A short break in the Sultanate
In Oman, you can pack a lot of sun, sea, and especially sand into a long weekend
Oman ? Do you mean Amman, Jordan ? That’s often the response when people mention the Sultanate of Oman, a country of 2.7 million people bordering Yemen, Saudi Arabia and United Arab Emirates. The Irish, sometimes mistaken abroad for the Dutch (Holland did you say?) will sympathise with Omanis, who have other reasons to think their land is misunderstood, under appreciated even. Less wealthy than Saudi, not so brash as the UAE , peaceful compared to Yemen, and more liberal than all three in terms of customs and dress code, still Oman is considered a little off the beaten track. With about 2,000 km of coastline and spectacular mountain and desert landscapes , it is gearing up to attract more visitors, both to the coastal capital Muscat, and the northern town of Salalah, where the Frankincense trees grow. Winter and early spring are a good time to visit. Right now it is about 28 degrees. After April, temperatures soar into the 40s.

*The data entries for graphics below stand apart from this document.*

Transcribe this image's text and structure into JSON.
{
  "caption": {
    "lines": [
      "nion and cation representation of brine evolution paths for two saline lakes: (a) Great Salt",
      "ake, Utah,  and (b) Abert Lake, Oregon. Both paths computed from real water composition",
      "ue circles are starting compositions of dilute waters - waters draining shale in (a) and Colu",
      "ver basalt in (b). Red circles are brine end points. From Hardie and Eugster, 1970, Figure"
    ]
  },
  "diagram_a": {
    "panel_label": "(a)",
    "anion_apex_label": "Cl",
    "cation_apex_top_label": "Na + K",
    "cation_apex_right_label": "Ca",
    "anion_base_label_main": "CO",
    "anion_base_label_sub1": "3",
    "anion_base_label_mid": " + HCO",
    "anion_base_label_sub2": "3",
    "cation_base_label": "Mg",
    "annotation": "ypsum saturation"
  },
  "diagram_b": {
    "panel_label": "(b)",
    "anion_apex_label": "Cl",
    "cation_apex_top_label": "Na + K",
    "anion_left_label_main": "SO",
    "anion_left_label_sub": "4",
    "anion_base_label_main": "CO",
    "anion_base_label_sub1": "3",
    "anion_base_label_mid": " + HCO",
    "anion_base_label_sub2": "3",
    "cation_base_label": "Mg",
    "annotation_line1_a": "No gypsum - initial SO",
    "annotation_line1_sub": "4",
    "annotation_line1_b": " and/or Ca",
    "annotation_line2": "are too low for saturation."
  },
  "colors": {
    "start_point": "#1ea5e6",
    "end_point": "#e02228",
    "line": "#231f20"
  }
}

On a recent visit, the days were warm and balmy, but night falls fast and early. There’s no twilight. One minute the sun is glowing on the horizon, the next it has dipped from sight and suddenly it’s dark. Three hours from Muscat, in the Al Wahidi desert, we watch the sun go down from the ridge of a dune, where we’re relaxing after some dune bashing. It’s not an Olympic sport but it’s fun. We’d earlier noticed the vertical tracks ploughed through the dunes at the edge of the desert . What do they do, throw themselves over the edge of a dune without worrying how steep it is on the other side? Essentially, yes. For this, you need a four-wheel drive in manual and sturdy seat belts. We give it a go.
Rashid, our driver and skilled dune basher, makes us strap ourselves in tight. He drives straight up the face of the nearest dune, and then skids along the edge for 100m or more at an angle that sends sand spraying against the windows. Then he throws the jeep over the edge and we’re hurtling down the other side and up again. It’s laddish and fun and far more difficult than it looks.
Later we have a Lawrence of Arabia moment, trying to navigate the dunes on foot, which is almost impossible. The further up you climb the deeper you sink into sand that is sensuously soft, and, once the sun has dipped, extremely cold.
It’s time to head back to camp. We’re at a Hud Hud camp, a nomadic-style settlement that is set up just for our group with some, if not all, of the comforts of a five-star hotel. Big comfortable bed, check, flickering lamps, check, gourmet food, check, alcohol, er no . . . not allowed – but plenty of tea, hot running water, well, yes, but not for very long. It’s heated up by the staff, decanted into a gourd that feeds a makeshift shower of the light sprinkling variety, but anyway, who really wants to take their clothes off in the dark and cold outdoors. No one in our group it seems, and so we head for the communal tent where tea is served .
There are fleecy blankets to wrap up warm in the low slung sofas and cushions that get everyone relaxed and talking, while the big plates of hot nuts quickly attract visitors – desert gerbils that look a lot like mice and scuttle over and up our legs. More worrying perhaps than the gerbils are the thunder box style toilets which sit on the sand without the benefit of plumbing. A jaunty seaside type spade effectively deals with the situation.